Italy and Spain have also sent envoys, as has the US. A spokeswoman for the rebels said that they would be pressing “for more air strikes, more pressure on Gaddafi for a ceasefire” and for eastern Libya to be exempt from sanctions. William Hague will today give a statement to parliament, in which he is expected to mount a strong defence of the decision to give shelter to Colonel Gaddafi’s former spy chief.
Despite claims that Moussa Koussa organised shipments of Semtex to the IRA in the 1980s and 1990s, Mr Hague said yesterday that he was right to be talking to him, repeating that Mr Koussa had received no amnesty. The Foreign Secretary said he detected that his counterpart had become “very distressed” about what was happening. ”

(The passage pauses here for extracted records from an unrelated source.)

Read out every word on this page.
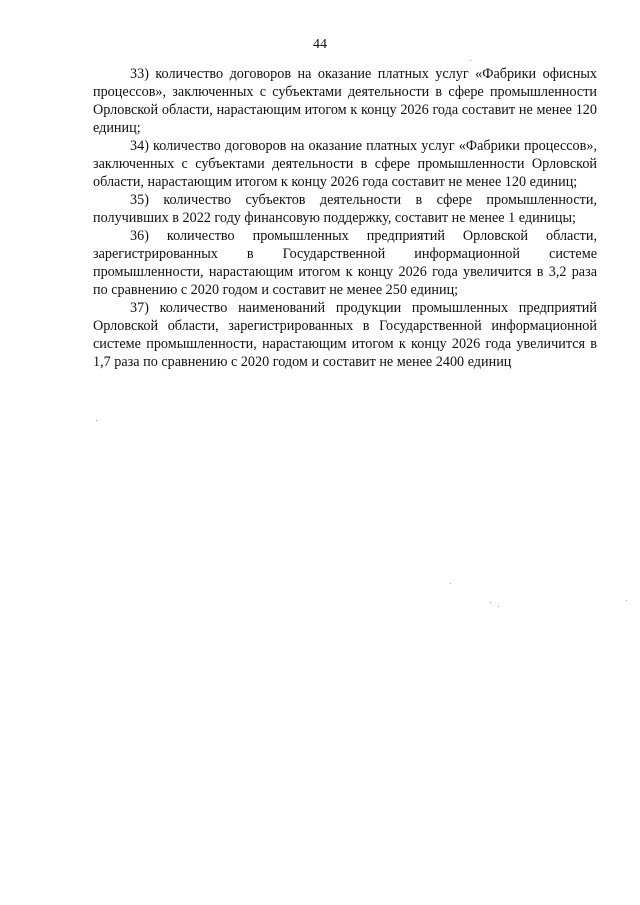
44

33) количество договоров на оказание платных услуг «Фабрики офисных процессов», заключенных с субъектами деятельности в сфере промышленности Орловской области, нарастающим итогом к концу 2026 года составит не менее 120 единиц;

34) количество договоров на оказание платных услуг «Фабрики процессов», заключенных с субъектами деятельности в сфере промышленности Орловской области, нарастающим итогом к концу 2026 года составит не менее 120 единиц;

35) количество субъектов деятельности в сфере промышленности, получивших в 2022 году финансовую поддержку, составит не менее 1 единицы;

36) количество промышленных предприятий Орловской области, зарегистрированных в Государственной информационной системе промышленности, нарастающим итогом к концу 2026 года увеличится в 3,2 раза по сравнению с 2020 годом и составит не менее 250 единиц;

37) количество наименований продукции промышленных предприятий Орловской области, зарегистрированных в Государственной информационной системе промышленности, нарастающим итогом к концу 2026 года увеличится в 1,7 раза по сравнению с 2020 годом и составит не менее 2400 единиц
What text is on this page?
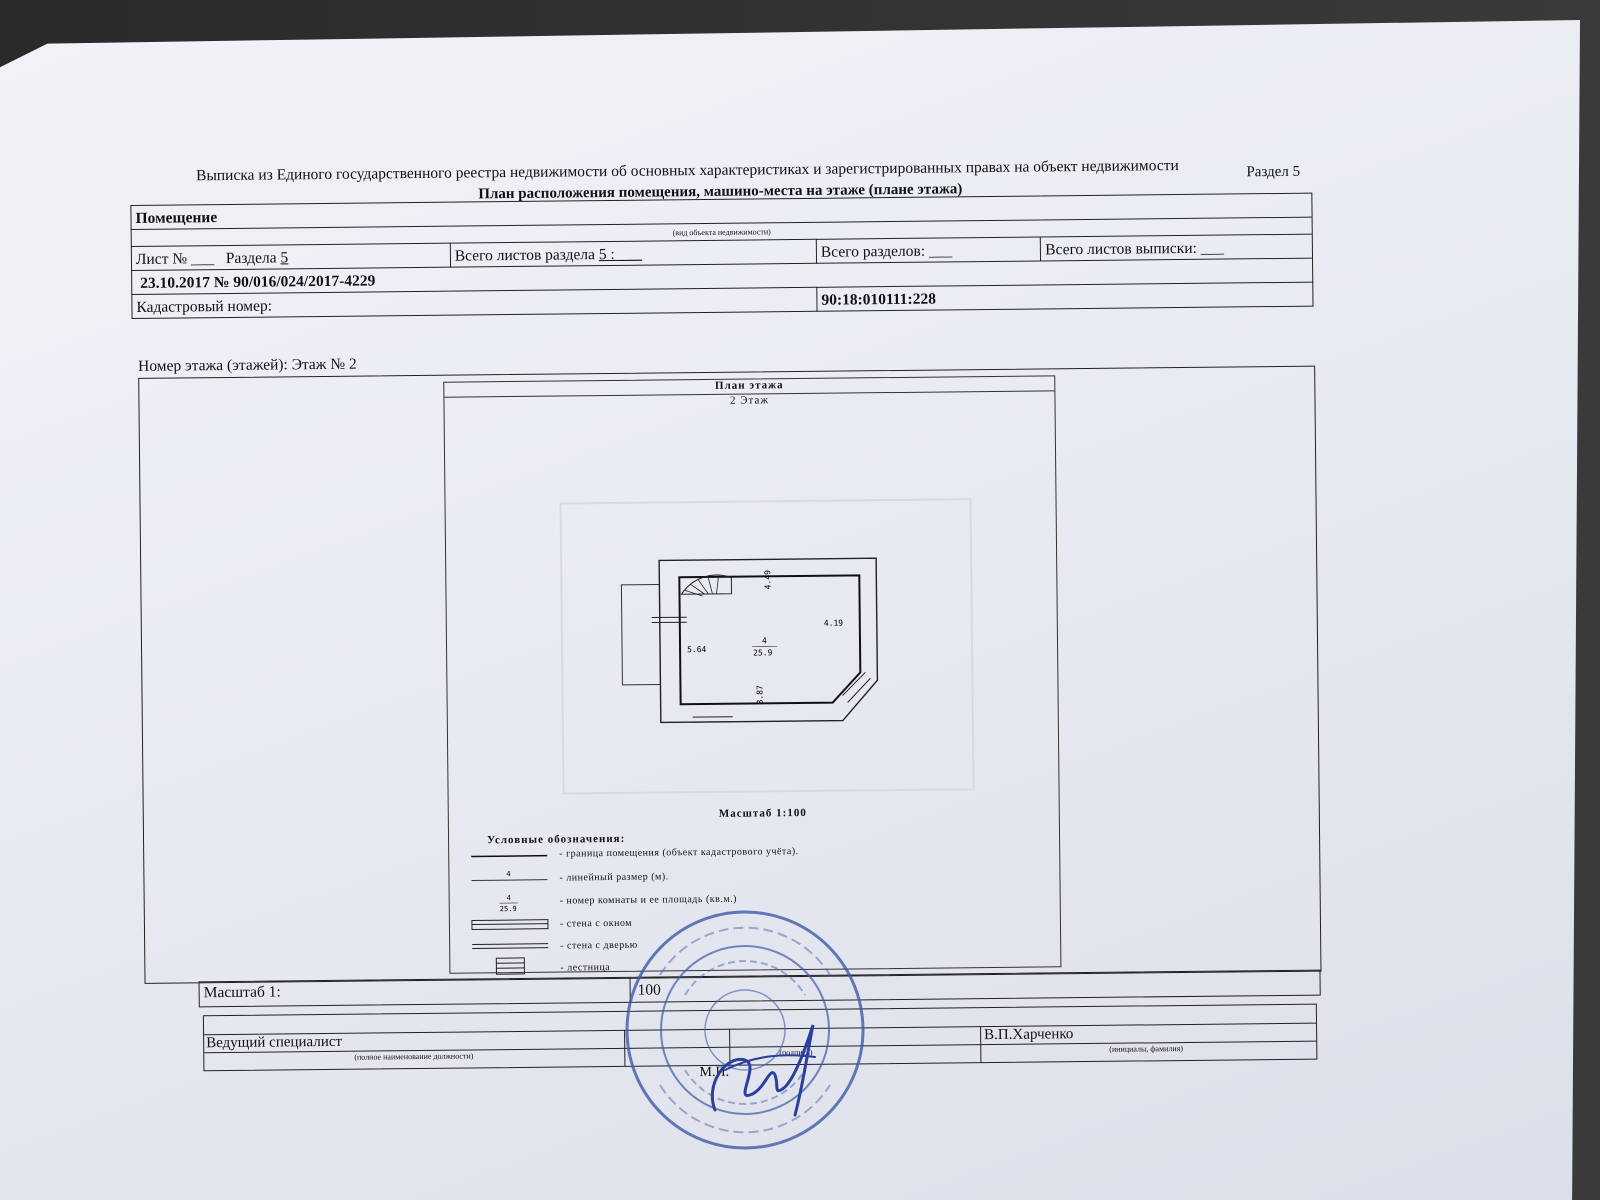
Выписка из Единого государственного реестра недвижимости об основных характеристиках и зарегистрированных правах на объект недвижимости	Раздел 5
План расположения помещения, машино-места на этаже (плане этажа)
Помещение			
(вид объекта недвижимости)			
Лист № ___ Раздела 5	Всего листов раздела 5 : ___	Всего разделов: ___	Всего листов выписки: ___
23.10.2017 № 90/016/024/2017-4229			
Кадастровый номер:		90:18:010111:228	
Номер этажа (этажей): Этаж № 2
План этажа
2 Этаж
4.49
4.19
5.64
3.87
4
25.9
Масштаб 1:100
Условные обозначения:
4
4
25.9
- граница помещения (объект кадастрового учёта).
- линейный размер (м).
- номер комнаты и ее площадь (кв.м.)
- стена с окном
- стена с дверью
- лестница
Масштаб 1:	100
Ведущий специалист	В.П.Харченко
(полное наименование должности)	(подпись)	(инициалы, фамилия)
М.П.
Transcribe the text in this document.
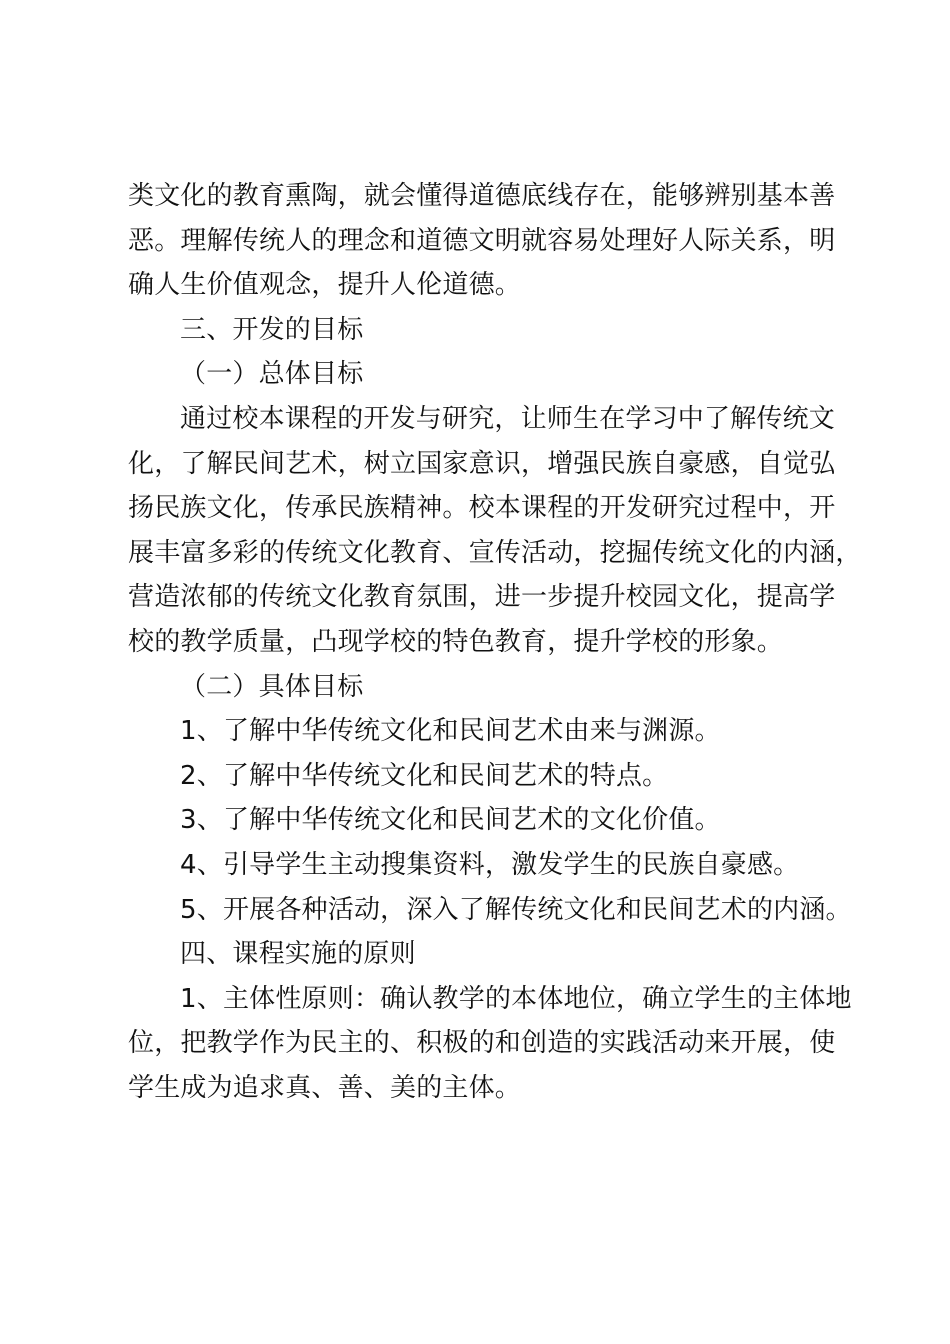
类文化的教育熏陶，就会懂得道德底线存在，能够辨别基本善
恶。理解传统人的理念和道德文明就容易处理好人际关系，明
确人生价值观念，提升人伦道德。
三、开发的目标
（一）总体目标
通过校本课程的开发与研究，让师生在学习中了解传统文
化，了解民间艺术，树立国家意识，增强民族自豪感，自觉弘
扬民族文化，传承民族精神。校本课程的开发研究过程中，开
展丰富多彩的传统文化教育、宣传活动，挖掘传统文化的内涵，
营造浓郁的传统文化教育氛围，进一步提升校园文化，提高学
校的教学质量，凸现学校的特色教育，提升学校的形象。
（二）具体目标
1、了解中华传统文化和民间艺术由来与渊源。
2、了解中华传统文化和民间艺术的特点。
3、了解中华传统文化和民间艺术的文化价值。
4、引导学生主动搜集资料，激发学生的民族自豪感。
5、开展各种活动，深入了解传统文化和民间艺术的内涵。
四、课程实施的原则
1、主体性原则：确认教学的本体地位，确立学生的主体地
位，把教学作为民主的、积极的和创造的实践活动来开展，使
学生成为追求真、善、美的主体。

And when somebody like that says they want to get out then it would be quite wrong to say no,” he told BBC One. London and Washington were at odds over the possible influence of al-Qa’ida in rebel ranks. Mr Hague said there was no substantial evidence that that was the case.
He said he believed that the rebel council was “sincere” in its wishes for a democratic Libya and urged others to “take them at face value”. However, Congressman Mike Rogers, chairman of the House intelligence committee, echoed warnings that there may be strains of al-Qa’ida among the rebels.
An al-Qa’ida-linked website claimed that Islamic militants formed a significant part of the anti-Gaddafi fighting forces. Pakistani intelligence sources said that al-Qa’ida retained close links with militants in Libya and other North African countries. Many Libyan militants moved to Afghanistan after a failed attempt to overthrow Colonel Gaddafi in 1996.
In the skies above Libya, the US extended by a day its role flying strike missions for the coalition patrolling the no-fly zone. It will hand over to other coalition aircraft today. The decision to remove US jets has angered some politicians. Lindsey Graham, the Republican Senator, said: “When we called for a no-fly zone, we didn’t mean our planes.”